When I was very young, I was almost convinced that I could fly. There was a dream I would get occasionally that was so realistic that, when awake, I would stand at the top of the stairs, spread my arms, and try to talk myself into jumping, just because I was nearly sure I wouldn’t fall.
The near conviction of my ability to fly was not helped along by those reoccurring dreams where I was falling, and then would actually wake up once I ‘hit’ the bed. They were so realistic that I could actually feel my body thumping down onto the blankets, and would wake up, heart pounding, staring at the ceiling. Looking back at those dreams now, I wonder if it’s not such a bad thing after all that I rarely if ever remember my dreams. If they were so realistic that they could almost convince me to fling myself off a flight of stairs when I was younger, who knows what they might almost convince me to do now.
Luckily, I suppose, I never did manage to convince that incessantly rational part of me that tends to run roughshod over the impetuous side most of the time. But the yearning is still sometimes there, even now that I am fully grown. Every so often, when I am standing at the top of a flight of stairs, the urge is there. And I have learned to stand back from edges; to not give in to the temptation to lean over a railing to look down the side of a cliff or a building. There is still this tiny voice inside me that insists with the utmost conviction that if I spread my arms wide and jump, just this once, I might actually fly.

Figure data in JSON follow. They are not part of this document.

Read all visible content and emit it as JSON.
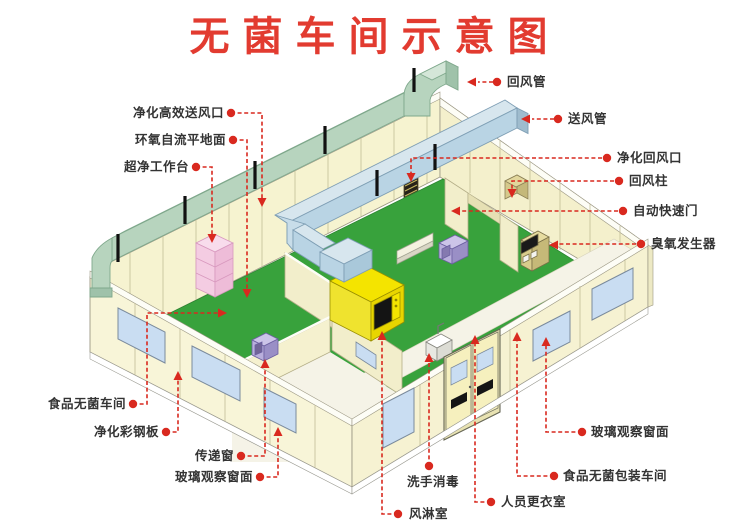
{
  "title": "无菌车间示意图",
  "colors": {
    "title_red": "#e23b30",
    "leader_red": "#d9291f",
    "label_text": "#333333",
    "wall_cream": "#f8f5d8",
    "floor_green": "#38a23c",
    "return_duct_green": "#b7d4be",
    "supply_duct_blue": "#b9d4e4",
    "air_shower_yellow": "#f4e400",
    "workbench_pink": "#f4cce2",
    "pass_box_purple": "#b9afdc",
    "cabinet_tan": "#d8cc8c",
    "window_blue": "#c9ddf2"
  },
  "labels": {
    "supply_outlet": "净化高效送风口",
    "epoxy_floor": "环氧自流平地面",
    "clean_bench": "超净工作台",
    "return_duct": "回风管",
    "supply_duct": "送风管",
    "return_grille": "净化回风口",
    "return_column": "回风柱",
    "auto_door": "自动快速门",
    "ozone_generator": "臭氧发生器",
    "food_workshop": "食品无菌车间",
    "steel_panel": "净化彩钢板",
    "pass_window": "传递窗",
    "observation_window_left": "玻璃观察窗面",
    "hand_wash": "洗手消毒",
    "air_shower": "风淋室",
    "changing_room": "人员更衣室",
    "observation_window_right": "玻璃观察窗面",
    "packaging_workshop": "食品无菌包装车间"
  }
}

This has been an AlphaBytes entry.
I think there is a psychiatric name for that tendency.
I know that when I was depressed standing back from a drop was a normal mode of operation for me. Otherwise, I can stand at the very edge and take a good look, no problem.
As you wrote about flying off a cliff, I am hanging on to a tree and stepping back from the edge. Since my feelings are acrophobia, I guess yours are acrophilia.
Heh. The amusing thing about all this is that I’m afraid of heights. I hate driving on the edge of cliffs; I hate being near the edge of tall buildings and such. But once I’m there, well, then I start doing the ‘what if?’
Oooh, I have that same sort of compulsion about ledges. And I am deathly afraid of heights. I’m glad I’m not the only one who feels that pull.